“That’s tough.” Then he crossed over to the cart of books, scanned the spines, each clearly labeled with numbers and letters. At this point, Brennan probably owed Cole one, and he could use a distraction. “Can I help?”
Cole placed a protective hand on the books on the cart. “You don’t have to do that, it’s my job.” Brennan plucked a book from the end of the stack and scanned the shelf for its home. “Besides, it’s not alphabetical, it’s—”
Brennan slotted the book into place and Cole’s mouth shut with a click. A beat passed and Cole inhaled a shaky breath. Brennan worried he had somehow offended him.
Behind him, Cole spoke, voice low, “You know the Dewey decimal system?”
Brennan turned. Cole was eyeing him with a strange intensity that made his skin prickle the same way it did under the sun—strange, but not unpleasant.
“I practically grew up in libraries.” Brennan shrugged. “They were the one thing that was the same no matter where we moved.”
It was why libraries always felt like a safe space—why here, at night, he and Cole alone on the floor, he dared to let Cole know him.
Brennan peered back at the books and focused on the task at hand, methodically scanning the cart and shelves. Cole stepped up beside him and reached for a book, shifting it back and forth in his hands.
“You moved a lot as a kid?”
Brennan huffed a dry laugh. “Yeah, you could say that. As a kid, as a teen.

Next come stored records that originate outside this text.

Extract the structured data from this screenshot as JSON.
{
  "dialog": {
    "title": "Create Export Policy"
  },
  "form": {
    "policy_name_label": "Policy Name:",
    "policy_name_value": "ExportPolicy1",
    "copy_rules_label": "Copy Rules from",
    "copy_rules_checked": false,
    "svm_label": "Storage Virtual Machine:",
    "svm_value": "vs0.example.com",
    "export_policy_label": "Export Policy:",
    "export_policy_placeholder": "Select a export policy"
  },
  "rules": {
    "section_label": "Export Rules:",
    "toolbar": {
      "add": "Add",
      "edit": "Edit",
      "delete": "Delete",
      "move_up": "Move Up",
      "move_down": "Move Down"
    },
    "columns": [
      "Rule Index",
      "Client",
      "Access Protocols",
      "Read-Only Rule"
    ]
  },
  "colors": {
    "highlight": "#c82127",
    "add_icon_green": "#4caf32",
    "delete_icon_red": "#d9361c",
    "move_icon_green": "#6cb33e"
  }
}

Basically until I came here.”
“That must have been hard.” Cole joined Brennan in shelving. Brennan kept his attention on the books so he wouldn’t get distracted by the heat of Cole’s eyes on him.

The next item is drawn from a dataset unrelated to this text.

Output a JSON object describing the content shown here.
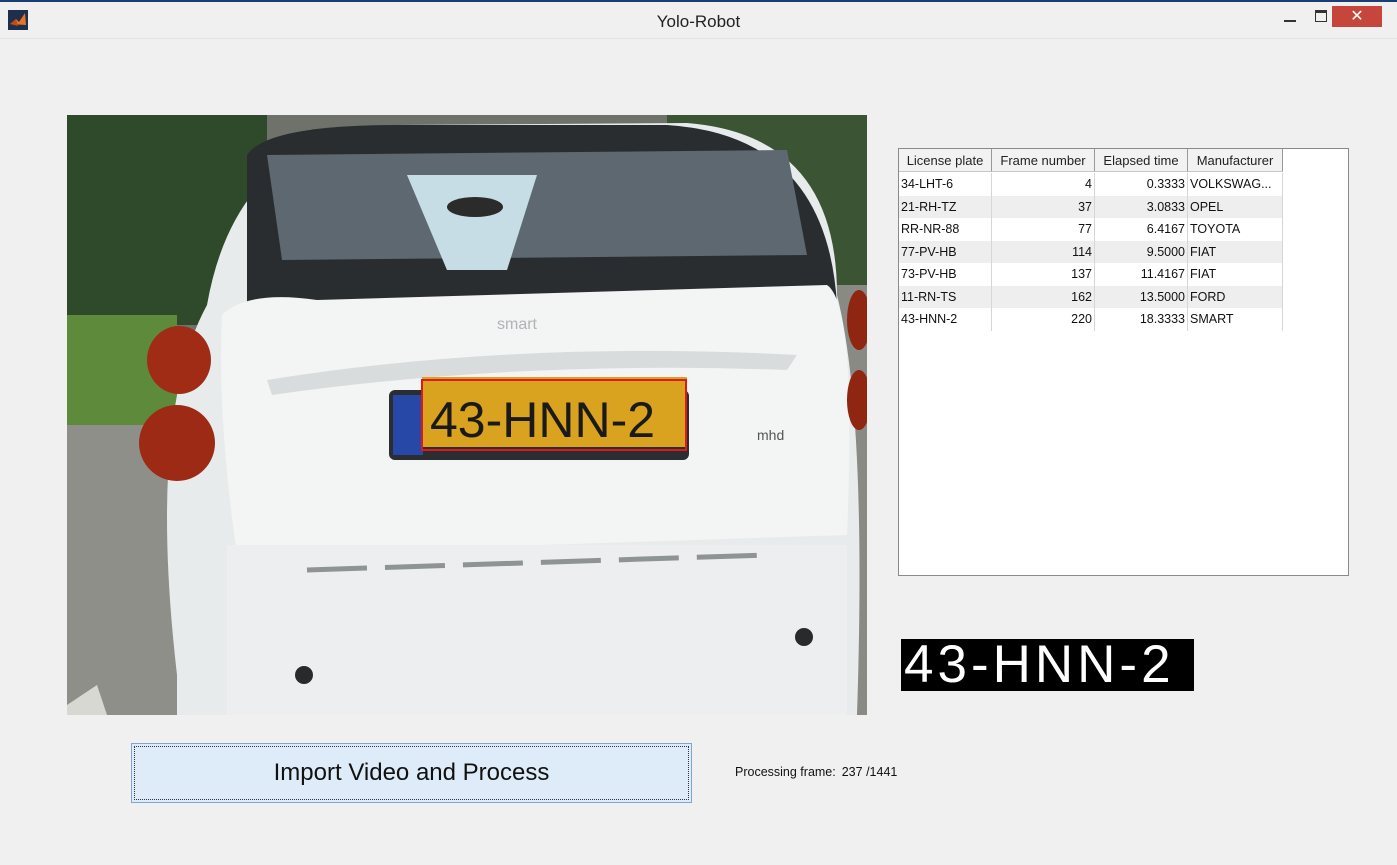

“I read a lot,” Brennan said. He meant,I was lonely.
“Me, too,” Cole said. “I had this little group. Me, Mari, and my brother, Noah. We grew up together and we’d trade and take turns reading books.”
“Like a little book club.” Brennan smiled.

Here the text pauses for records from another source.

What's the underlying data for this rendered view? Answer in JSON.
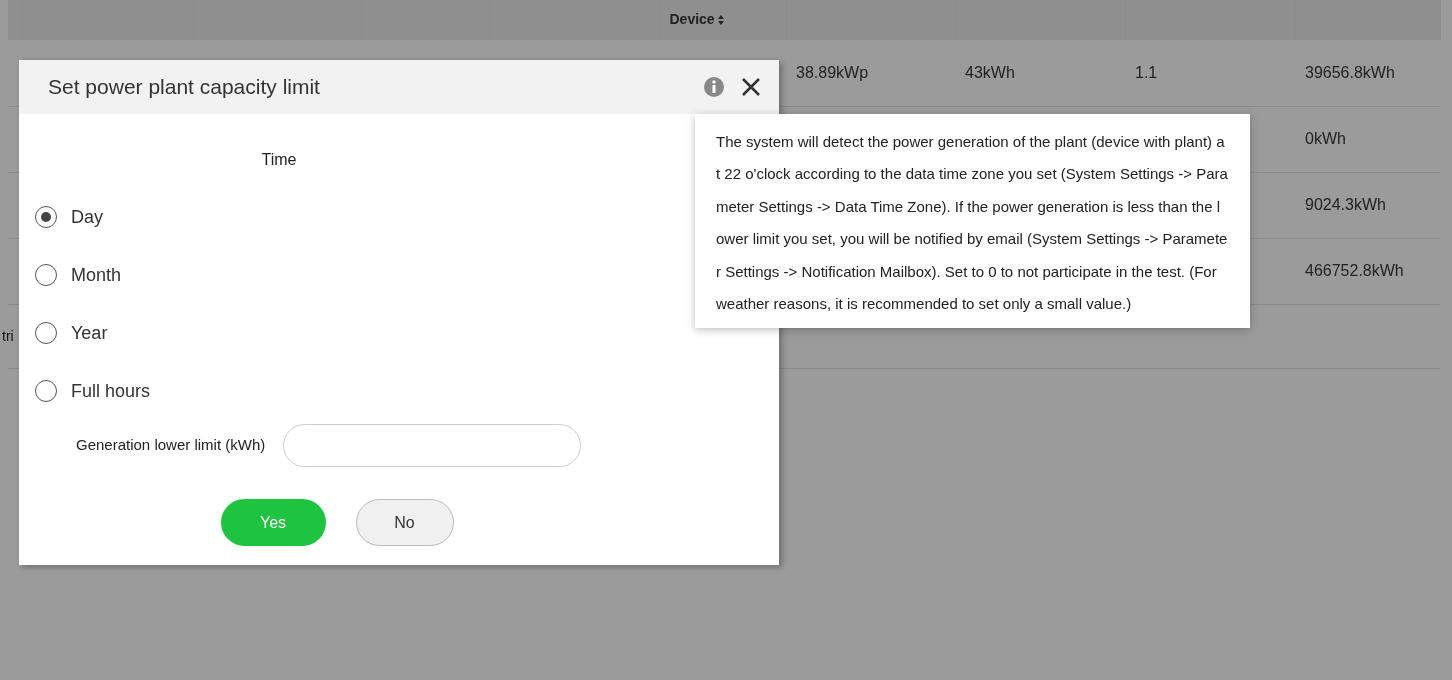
{
  "table": {
    "sortable_header": {
      "label": "Device",
      "sortable": true
    },
    "rows": [
      {
        "column_6": "38.89kWp",
        "column_7": "43kWh",
        "column_8": "1.1",
        "column_9": "39656.8kWh"
      },
      {
        "column_9": "0kWh"
      },
      {
        "column_9": "9024.3kWh"
      },
      {
        "column_9": "466752.8kWh"
      }
    ],
    "footer_text": "tri"
  },
  "dialog": {
    "title": "Set power plant capacity limit",
    "time_label": "Time",
    "options": [
      {
        "label": "Day",
        "selected": true
      },
      {
        "label": "Month",
        "selected": false
      },
      {
        "label": "Year",
        "selected": false
      },
      {
        "label": "Full hours",
        "selected": false
      }
    ],
    "limit_field": {
      "label": "Generation lower limit (kWh)"
    },
    "buttons": [
      {
        "label": "Yes",
        "kind": "primary"
      },
      {
        "label": "No",
        "kind": "secondary"
      }
    ]
  },
  "tooltip": {
    "text": "The system will detect the power generation of the plant (device with plant) at 22 o'clock according to the data time zone you set (System Settings -> Parameter Settings -> Data Time Zone). If the power generation is less than the lower limit you set, you will be notified by email (System Settings -> Parameter Settings -> Notification Mailbox). Set to 0 to not participate in the test. (For weather reasons, it is recommended to set only a small value.)"
  }
}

“Yeah.” Cole went a little quiet, took a little too long staring at a book’s spine, before he added, “But then in high school, Mari started getting busy with all her APs, and Noah started hanging out with these, like, cliché bully assholes. I joined the school book club, but it wasn’t the same, and eventually I got used to reading on my own.”
“Like the rest of us losers,” Brennan joked.
They shelved books for a few minutes, Cole moving the cart down the aisle as they progressed. Brennan liked the easy monotony of it. Straightforward, repetitive, absolute, a predefined system that Brennan could easily fall into. He could almost be absorbed by it, and ignore the annoying flutter in his chest whenever his eyes caught on Cole’s hands for a beat too long, which was happening more and more often. What could he say, the guy had nice hands.
Brennan went to break the silence. “You know—”
“Um, actually—” Cole started.
“Oh,” Brennan said. “You first.”
“I was just gonna say,” Cole said, mouth twisting sideways as he considered his words, “if you need someone to talk to about all the vampire business, you know, my metaphorical door is open. What were you gonna say?”
Brennan suppressed a smile. Somehow, they were on the same page. He had set out to do this thing right—on his own. But Cole already knew, and maybe Brennan needed a second opinion. Or a friend.
“Just, uh…” Brennan started. “Kind of a lot happened with that meeting. I don’t know how to make sense of it. Do you…?” He didn’t know how to finish the sentence without sounding pathetic.Do you wanna hang out with me?
Cole didn’t miss a beat. “I’m off as soon as I finish this cart.”
Brennan glanced down. There were only a few more books left.
“Okay,” Brennan said, grabbing one of the remaining books. “Then let’s get waffles.”
The Waffle Den was a twenty-four-hour breakfast dive outside of campus, alongside a Walmart, a gas station, a cannabis dispensary, and a single stoplight.
Small-town charm with access to urban adventures,the Sturbridge University marketing bragged. It was a pretty way of saying they lived an hour away from the nearest hospital.
Most people who went to the Waffle Den were either intoxicated, on their way to intoxication, or recovering from intoxication; it fulfilled a need for both late-night munchies and morning hangover cures. It always smelled like burnt coffee, pancake batter, grease, as well as cigarette or marijuana smoke, depending on the time of day.
“I love this place,” Cole said. “It’s the closest thing to a Waffle House y’all Northerners have.”